Think of this as a temporary safety net that has some consciousness in it about trying to make sure that it really is helping things, rather than accidentally making things worse

I love that it has that smarts in it.

Let’s also look at the details column. Over here on the right there is another column that has details in it. And this is another, JSON column. It has more details in it about what plan was forced as well as the implementation details. I have a more complex query here just to unpack the JSON there. We can even get from these query recommendations the script that was used.

Because I have auto-tuning enabled, this script was used to force the plan.
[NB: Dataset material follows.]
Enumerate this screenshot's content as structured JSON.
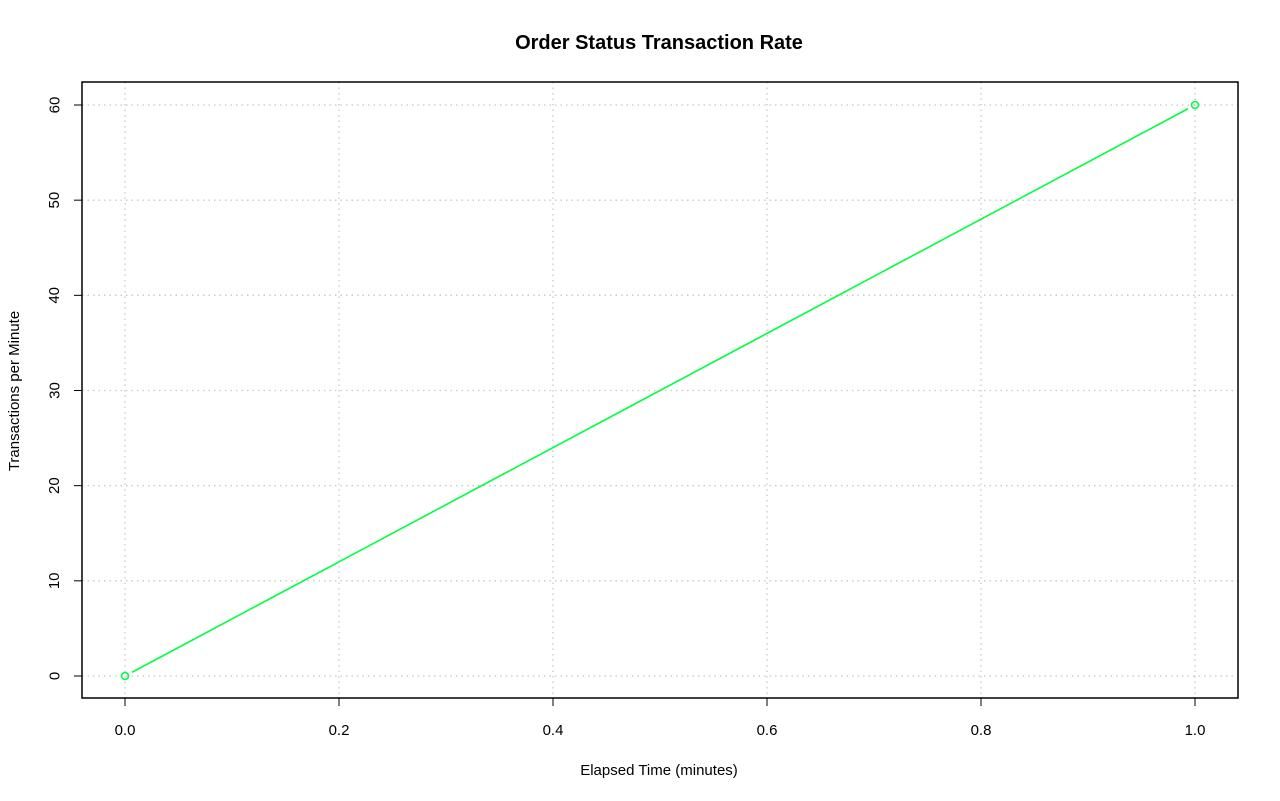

If I’m running Enterprise edition or Developer Edition and I haven’t enabled that last good plan forcing, I can still see the suggestion in here. It’ll have a different status. It’ll be like, ‘I didn’t force it because you don’t have Automatic Tuning enabled.’ But I could still see that suggestion and say, ‘oh I want to go figure out okay what’s, query_id= 25?’ And I want to look at plan_id= 5, which it says is the plan that looks better, and then I want to look at the regressed plan. Which is plan 6. I want to figure out why are you sometimes getting plan 5 or plan 6?

Maybe I want to manually force a plan

But maybe I don’t!

Maybe I want to figure out is there a better way to fix it? That can be really, really powerful.

Question: Is this available in 2016, or only 2017?

Query Store is available in 2016. The Automatic Tuning feature is in 2017+.

You can see the reports and a lot of the information manually in 2016, but this Automatic Tuning is 2017, or Azure SQL Database. Yeah.

I love the details we get in here. We even get information about the CPU time of the regressed and the recommended plan.

One note about these recommendations: they are not persisted to disk for you

If you want to get the information even after databases are taken offline, or after restarts, you need to pull the recommendations out and store them elsewhere yourself.

I think they’re really valuable information even if you aren’t using that Automatic Tuning, so I would recommend doing that and saying, ‘I want to see where it’s noticing these plan regressions.’